Still great compared to the cost of HDR files, and comparable to the binaries we're using to decode Basis and Draco compression, so I'm not withdrawing the compliment. :)

I'm preparing an upgrade of the library with a pure-js implementation of the jpeg decoder, so: no wasm for general usage!

Will be interested to check that out!

elalish commented 1 year ago

Excellent work! This looks like everything we need for an efficient decoding solution in three.
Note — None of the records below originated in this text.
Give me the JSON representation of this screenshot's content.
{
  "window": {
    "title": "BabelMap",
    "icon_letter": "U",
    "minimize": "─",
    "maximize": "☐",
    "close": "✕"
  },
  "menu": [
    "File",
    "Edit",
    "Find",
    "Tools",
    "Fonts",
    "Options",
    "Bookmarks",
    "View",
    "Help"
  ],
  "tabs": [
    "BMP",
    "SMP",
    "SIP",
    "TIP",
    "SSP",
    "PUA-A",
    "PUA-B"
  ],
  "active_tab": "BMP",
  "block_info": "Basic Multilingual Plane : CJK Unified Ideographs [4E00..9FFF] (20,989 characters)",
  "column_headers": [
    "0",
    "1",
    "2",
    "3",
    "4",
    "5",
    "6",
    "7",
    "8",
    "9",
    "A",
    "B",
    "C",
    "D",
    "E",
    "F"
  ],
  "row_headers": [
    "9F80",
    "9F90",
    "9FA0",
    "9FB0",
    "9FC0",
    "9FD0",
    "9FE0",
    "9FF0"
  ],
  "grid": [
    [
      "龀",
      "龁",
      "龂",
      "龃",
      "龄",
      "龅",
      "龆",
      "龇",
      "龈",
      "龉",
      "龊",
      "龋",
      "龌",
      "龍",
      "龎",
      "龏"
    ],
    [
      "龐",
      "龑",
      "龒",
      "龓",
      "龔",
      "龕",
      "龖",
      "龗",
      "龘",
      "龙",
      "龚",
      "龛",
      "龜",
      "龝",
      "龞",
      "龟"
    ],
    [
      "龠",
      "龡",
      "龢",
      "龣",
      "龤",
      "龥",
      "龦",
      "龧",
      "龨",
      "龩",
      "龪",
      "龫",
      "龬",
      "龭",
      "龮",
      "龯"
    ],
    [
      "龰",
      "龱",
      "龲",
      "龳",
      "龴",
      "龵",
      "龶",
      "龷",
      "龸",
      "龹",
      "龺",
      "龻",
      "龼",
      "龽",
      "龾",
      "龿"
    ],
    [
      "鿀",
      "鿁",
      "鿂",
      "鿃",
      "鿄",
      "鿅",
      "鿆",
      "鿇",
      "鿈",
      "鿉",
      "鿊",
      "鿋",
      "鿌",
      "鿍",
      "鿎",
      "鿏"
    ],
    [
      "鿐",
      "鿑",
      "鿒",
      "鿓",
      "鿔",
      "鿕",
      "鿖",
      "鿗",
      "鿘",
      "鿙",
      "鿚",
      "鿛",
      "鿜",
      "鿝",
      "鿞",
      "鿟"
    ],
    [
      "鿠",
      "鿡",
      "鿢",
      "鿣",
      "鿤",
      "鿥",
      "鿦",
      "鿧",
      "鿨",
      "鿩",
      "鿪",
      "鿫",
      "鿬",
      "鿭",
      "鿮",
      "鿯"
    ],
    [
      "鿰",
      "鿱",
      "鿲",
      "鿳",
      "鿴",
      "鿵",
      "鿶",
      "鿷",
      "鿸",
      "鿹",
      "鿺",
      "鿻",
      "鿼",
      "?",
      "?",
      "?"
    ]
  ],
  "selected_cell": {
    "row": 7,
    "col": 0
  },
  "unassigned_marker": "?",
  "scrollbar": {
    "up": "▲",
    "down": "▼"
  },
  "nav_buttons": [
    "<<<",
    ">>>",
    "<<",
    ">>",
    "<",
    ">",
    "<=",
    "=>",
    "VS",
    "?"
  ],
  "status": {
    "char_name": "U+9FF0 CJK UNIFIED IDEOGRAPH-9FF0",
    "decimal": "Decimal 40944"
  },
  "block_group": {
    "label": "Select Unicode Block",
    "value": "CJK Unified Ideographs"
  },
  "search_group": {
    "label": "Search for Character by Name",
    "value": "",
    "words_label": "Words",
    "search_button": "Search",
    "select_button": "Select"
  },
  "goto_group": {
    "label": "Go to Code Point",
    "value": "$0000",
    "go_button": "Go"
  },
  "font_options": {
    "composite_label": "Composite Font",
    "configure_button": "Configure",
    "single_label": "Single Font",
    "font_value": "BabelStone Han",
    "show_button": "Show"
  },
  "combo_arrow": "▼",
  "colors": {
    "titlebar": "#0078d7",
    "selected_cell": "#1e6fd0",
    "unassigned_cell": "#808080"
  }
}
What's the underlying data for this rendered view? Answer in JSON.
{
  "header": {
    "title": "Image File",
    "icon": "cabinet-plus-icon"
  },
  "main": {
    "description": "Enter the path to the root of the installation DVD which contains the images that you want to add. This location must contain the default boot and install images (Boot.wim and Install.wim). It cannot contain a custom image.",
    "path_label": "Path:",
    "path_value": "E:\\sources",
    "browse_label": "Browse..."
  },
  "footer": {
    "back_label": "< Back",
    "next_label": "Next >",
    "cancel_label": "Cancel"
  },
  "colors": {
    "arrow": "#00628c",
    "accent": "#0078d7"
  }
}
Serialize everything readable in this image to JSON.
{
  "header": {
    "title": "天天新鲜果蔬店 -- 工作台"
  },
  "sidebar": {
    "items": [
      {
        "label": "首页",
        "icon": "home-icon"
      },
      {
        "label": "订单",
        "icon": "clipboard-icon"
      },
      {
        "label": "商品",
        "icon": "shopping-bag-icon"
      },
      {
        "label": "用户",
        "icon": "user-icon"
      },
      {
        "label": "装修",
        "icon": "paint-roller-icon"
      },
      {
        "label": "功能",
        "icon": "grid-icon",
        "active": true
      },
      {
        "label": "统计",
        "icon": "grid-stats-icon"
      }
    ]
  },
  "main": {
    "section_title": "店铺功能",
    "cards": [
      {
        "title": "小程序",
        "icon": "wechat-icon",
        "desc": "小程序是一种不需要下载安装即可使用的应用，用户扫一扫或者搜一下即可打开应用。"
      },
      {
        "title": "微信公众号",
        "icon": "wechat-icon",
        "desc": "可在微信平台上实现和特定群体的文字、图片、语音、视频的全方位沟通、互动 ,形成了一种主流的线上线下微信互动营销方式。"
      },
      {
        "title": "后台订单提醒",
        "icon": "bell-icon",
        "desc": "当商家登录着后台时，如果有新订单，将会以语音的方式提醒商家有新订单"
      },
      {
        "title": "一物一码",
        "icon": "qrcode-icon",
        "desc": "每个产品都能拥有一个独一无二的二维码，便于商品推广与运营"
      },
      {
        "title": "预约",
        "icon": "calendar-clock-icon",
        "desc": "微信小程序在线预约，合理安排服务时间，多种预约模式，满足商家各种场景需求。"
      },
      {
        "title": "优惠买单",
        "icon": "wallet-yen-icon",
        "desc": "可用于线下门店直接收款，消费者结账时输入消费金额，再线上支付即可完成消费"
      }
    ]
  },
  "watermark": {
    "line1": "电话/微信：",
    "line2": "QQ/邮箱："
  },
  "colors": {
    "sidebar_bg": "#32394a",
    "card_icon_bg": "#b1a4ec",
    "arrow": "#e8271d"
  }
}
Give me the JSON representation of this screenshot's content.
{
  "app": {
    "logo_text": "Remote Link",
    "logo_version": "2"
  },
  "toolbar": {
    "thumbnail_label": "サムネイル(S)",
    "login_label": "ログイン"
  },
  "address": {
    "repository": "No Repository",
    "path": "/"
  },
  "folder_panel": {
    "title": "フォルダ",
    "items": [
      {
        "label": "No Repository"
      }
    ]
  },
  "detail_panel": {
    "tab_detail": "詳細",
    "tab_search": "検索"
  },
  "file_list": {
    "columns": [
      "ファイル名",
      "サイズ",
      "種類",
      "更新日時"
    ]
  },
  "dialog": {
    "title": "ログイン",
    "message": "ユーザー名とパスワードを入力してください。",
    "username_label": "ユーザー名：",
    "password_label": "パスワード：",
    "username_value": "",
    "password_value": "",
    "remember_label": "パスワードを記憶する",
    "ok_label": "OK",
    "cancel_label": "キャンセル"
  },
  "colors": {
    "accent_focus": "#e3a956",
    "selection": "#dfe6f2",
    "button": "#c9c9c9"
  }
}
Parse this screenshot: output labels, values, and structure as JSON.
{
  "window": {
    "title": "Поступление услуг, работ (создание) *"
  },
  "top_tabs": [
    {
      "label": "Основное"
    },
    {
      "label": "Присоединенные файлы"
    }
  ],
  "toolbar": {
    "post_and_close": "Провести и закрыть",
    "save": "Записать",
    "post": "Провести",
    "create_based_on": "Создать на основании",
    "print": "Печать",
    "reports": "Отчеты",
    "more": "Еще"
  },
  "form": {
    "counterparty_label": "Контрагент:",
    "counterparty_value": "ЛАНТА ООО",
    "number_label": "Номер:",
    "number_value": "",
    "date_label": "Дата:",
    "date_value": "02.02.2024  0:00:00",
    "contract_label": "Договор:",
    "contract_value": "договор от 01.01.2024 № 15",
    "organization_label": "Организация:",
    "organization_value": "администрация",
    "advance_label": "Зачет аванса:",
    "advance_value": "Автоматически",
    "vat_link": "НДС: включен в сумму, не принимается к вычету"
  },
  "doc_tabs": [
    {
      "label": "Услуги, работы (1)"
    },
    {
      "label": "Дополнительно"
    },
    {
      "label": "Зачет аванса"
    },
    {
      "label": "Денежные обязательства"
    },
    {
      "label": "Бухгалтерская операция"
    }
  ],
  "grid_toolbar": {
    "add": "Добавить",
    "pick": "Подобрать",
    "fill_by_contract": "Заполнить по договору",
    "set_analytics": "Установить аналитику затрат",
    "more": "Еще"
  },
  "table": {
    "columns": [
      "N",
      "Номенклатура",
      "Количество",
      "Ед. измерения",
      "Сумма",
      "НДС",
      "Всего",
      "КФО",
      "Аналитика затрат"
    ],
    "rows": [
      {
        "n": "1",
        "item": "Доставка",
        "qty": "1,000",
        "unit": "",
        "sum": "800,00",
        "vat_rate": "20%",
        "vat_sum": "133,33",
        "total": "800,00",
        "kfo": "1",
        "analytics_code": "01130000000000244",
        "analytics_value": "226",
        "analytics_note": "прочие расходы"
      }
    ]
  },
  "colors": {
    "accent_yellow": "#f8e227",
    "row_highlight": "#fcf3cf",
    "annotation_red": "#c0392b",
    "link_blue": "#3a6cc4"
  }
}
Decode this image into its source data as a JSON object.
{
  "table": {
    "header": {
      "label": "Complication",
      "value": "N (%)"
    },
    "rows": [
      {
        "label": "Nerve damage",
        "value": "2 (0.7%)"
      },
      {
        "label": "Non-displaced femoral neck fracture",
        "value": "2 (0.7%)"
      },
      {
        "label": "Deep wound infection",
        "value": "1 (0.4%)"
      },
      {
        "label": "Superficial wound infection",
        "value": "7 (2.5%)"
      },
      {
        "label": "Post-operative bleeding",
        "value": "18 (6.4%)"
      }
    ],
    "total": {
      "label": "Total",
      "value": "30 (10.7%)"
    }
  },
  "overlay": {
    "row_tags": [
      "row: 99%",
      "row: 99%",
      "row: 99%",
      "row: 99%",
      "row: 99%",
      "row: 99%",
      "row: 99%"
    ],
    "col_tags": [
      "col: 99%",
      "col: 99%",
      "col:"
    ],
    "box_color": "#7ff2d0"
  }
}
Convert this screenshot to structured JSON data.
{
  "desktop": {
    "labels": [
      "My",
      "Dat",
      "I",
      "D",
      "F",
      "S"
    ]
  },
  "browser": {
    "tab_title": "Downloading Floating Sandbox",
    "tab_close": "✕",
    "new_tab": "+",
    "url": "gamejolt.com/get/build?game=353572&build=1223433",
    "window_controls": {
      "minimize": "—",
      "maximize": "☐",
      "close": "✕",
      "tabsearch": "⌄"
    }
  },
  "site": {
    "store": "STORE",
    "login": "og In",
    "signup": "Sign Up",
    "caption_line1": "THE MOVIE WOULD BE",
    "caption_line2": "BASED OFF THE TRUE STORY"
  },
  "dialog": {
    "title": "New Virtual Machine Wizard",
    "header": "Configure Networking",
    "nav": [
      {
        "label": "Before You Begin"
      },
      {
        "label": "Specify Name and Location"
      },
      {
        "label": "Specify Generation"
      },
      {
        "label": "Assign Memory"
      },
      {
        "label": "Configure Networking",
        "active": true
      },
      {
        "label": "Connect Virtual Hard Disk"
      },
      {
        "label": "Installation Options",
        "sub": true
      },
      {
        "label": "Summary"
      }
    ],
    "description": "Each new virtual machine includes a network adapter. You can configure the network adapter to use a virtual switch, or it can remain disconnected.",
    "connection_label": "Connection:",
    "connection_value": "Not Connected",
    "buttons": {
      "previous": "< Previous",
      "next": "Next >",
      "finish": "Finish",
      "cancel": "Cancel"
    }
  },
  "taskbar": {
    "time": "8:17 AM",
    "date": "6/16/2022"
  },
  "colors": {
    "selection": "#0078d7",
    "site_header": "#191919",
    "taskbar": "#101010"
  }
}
Thanks for reducing dependencies!

daniele-pelagatti commented 12 months ago

@krispya

You have sparked my interest on the KTX topic: I did a quick test with 8k KTX textures reconstructing an HDR image using the gain map technique, seems to work nicely!

https://monogrid.github.io/gainmap-js/ktx.html

if the decoded renderTarget could be used directly with EquirectangularReflectionMapping as scene.background the trick would be completely done in the GPU, I repeat, I'm not sure why it can't be used that way, I'm sure there's a good reason.

Another quirk is that the KTX texture seems flipped on the Y axis, I'm flipping the scene.background texture but I'm not sure if the envMap is generated upside down (also the debug plane seems white?)

I've read somewhere KTX textures need to be flipped manually, I'll see what I can do on my side in the decoding shader maybe.

elalish commented 12 months ago

Keep in mind that KTX doesn't really help here - it's not any smaller over the wire, it's only smaller in GPU memory. However, since we have to process these images on the GPU and the GPU can't write to compressed textures, there is no GPU memory savings. In this case JPEG will actually give better performance.

Mugen87 commented 11 months ago

With #27183 and #27230 merged, I guess this issue can be closed. Excited to see Ultra HDR with r159!